No sin sorpresa y sin miedo vieron, pues, en el momento en que Quasimodo, en esa semiebriedad, pasaba triunfalmente ante la Casa de los Pilares, a un hombre surgir de pronto de entre la multitud y arrebatarle de las manos, con un gesto de cólera, el báculo de madera dorada, insignia de su demencial papado.
Ese hombre, ese temerario, era el personaje calvo que, poco antes, mezclado entre el público de la gitana, había dejado a la pobre muchacha helada con sus palabras de amenaza y odio. Vestía ropas eclesiásticas. En el momento en que salió de entre la multitud, Gringoire, que no le había prestado atención hasta entonces, lo reconoció.
—¡Anda! —exclamó, extrañado—. ¡Es mi maestro en Hermes, don Claude Frollo, el arcediano! ¿Qué diablos pretende? ¡Ese horrible tuerto va a devorarlo!
Un grito de terror se elevó, en efecto. El formidable Quasimodo había bajado precipitadamente de las andas, y las mujeres apartaban los ojos para no verlo destrozar al arcediano.
El jorobado dio un salto hasta el sacerdote, lo miró y cayó de rodillas.
El sacerdote le arrancó la tiara, le rompió el báculo, le rasgó la brillante capa.
Quasimodo permaneció arrodillado, bajó la cabeza y juntó las manos.
A continuación entablaron un extraño diálogo de signos y gestos, pues ni el uno ni el otro hablaban. El sacerdote, de pie, irritado, amenazante, imperioso; Quasimodo, prosternado, humilde, suplicante. Y sin embargo es indudable que Quasimodo habría podido aplastar al sacerdote con el pulgar.
Finalmente el arcediano, zarandeando con rudeza a Quasimodo por los hombros, le indicó que se levantara y lo acompañara.
Quasimodo se levantó.
Entonces la cofradía de los locos, pasados los primeros momentos de estupor, quiso defender a su papa tan bruscamente destronado. Los egipcios, los argoteros y toda la curia se pusieron a chillar alrededor del sacerdote.
Quasimodo se colocó delante de este, mostró los músculos de sus puños atléticos y miró a los asaltantes con el rechinar de dientes de un tigre enfurecido.

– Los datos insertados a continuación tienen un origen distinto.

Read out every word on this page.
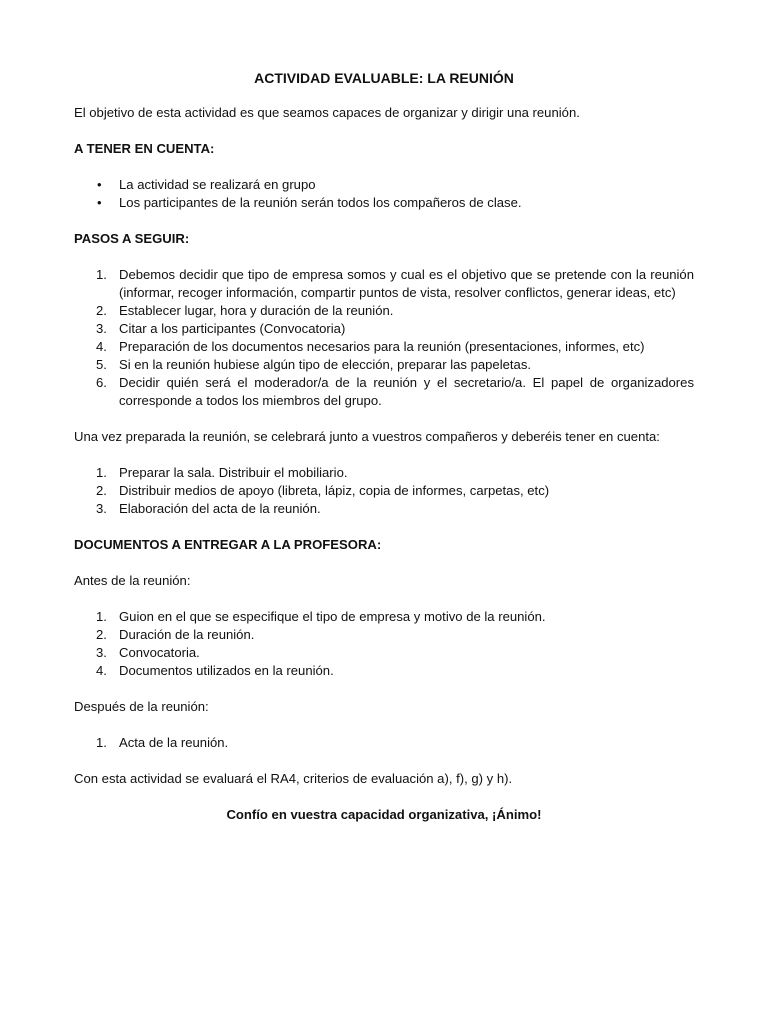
ACTIVIDAD EVALUABLE: LA REUNIÓN

El objetivo de esta actividad es que seamos capaces de organizar y dirigir una reunión.

A TENER EN CUENTA:
• La actividad se realizará en grupo
• Los participantes de la reunión serán todos los compañeros de clase.
PASOS A SEGUIR:
1. Debemos decidir que tipo de empresa somos y cual es el objetivo que se pretende con la reunión (informar, recoger información, compartir puntos de vista, resolver conflictos, generar ideas, etc)
2. Establecer lugar, hora y duración de la reunión.
3. Citar a los participantes (Convocatoria)
4. Preparación de los documentos necesarios para la reunión (presentaciones, informes, etc)
5. Si en la reunión hubiese algún tipo de elección, preparar las papeletas.
6. Decidir quién será el moderador/a de la reunión y el secretario/a. El papel de organizadores corresponde a todos los miembros del grupo.

Una vez preparada la reunión, se celebrará junto a vuestros compañeros y deberéis tener en cuenta:

1. Preparar la sala. Distribuir el mobiliario.
2. Distribuir medios de apoyo (libreta, lápiz, copia de informes, carpetas, etc)
3. Elaboración del acta de la reunión.
DOCUMENTOS A ENTREGAR A LA PROFESORA:

Antes de la reunión:

1. Guion en el que se especifique el tipo de empresa y motivo de la reunión.
2. Duración de la reunión.
3. Convocatoria.
4. Documentos utilizados en la reunión.

Después de la reunión:

1. Acta de la reunión.

Con esta actividad se evaluará el RA4, criterios de evaluación a), f), g) y h).

Confío en vuestra capacidad organizativa, ¡Ánimo!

El sacerdote recuperó su expresión de sombría gravedad, le hizo una seña a Quasimodo y se retiró en silencio.
Quasimodo caminaba delante de él, apartando a la gente a su paso.
Cuando hubieron atravesado la plaza entre la multitud, la nube de curiosos y ociosos intentó seguirlos. Quasimodo cubrió entonces la retaguardia y siguió al arcediano andando de espaldas, fornido, huraño, rudo, monstruoso, cubriéndose con los brazos, lamiendo sus colmillos de jabalí, gruñendo como un animal salvaje y provocando inmensas oscilaciones en la multitud con un gesto o una mirada.
Los dejaron adentrarse a los dos en una calle estrecha y tenebrosa, por la que nadie se atrevió a aventurarse tras ellos, hasta tal punto cerraba el paso la simple visión de Quasimodo haciendo rechinar los dientes cual quimera.
—He aquí un suceso maravilloso —dijo Gringoire—, pero ¿dónde demonios encontraré yo algo para cenar?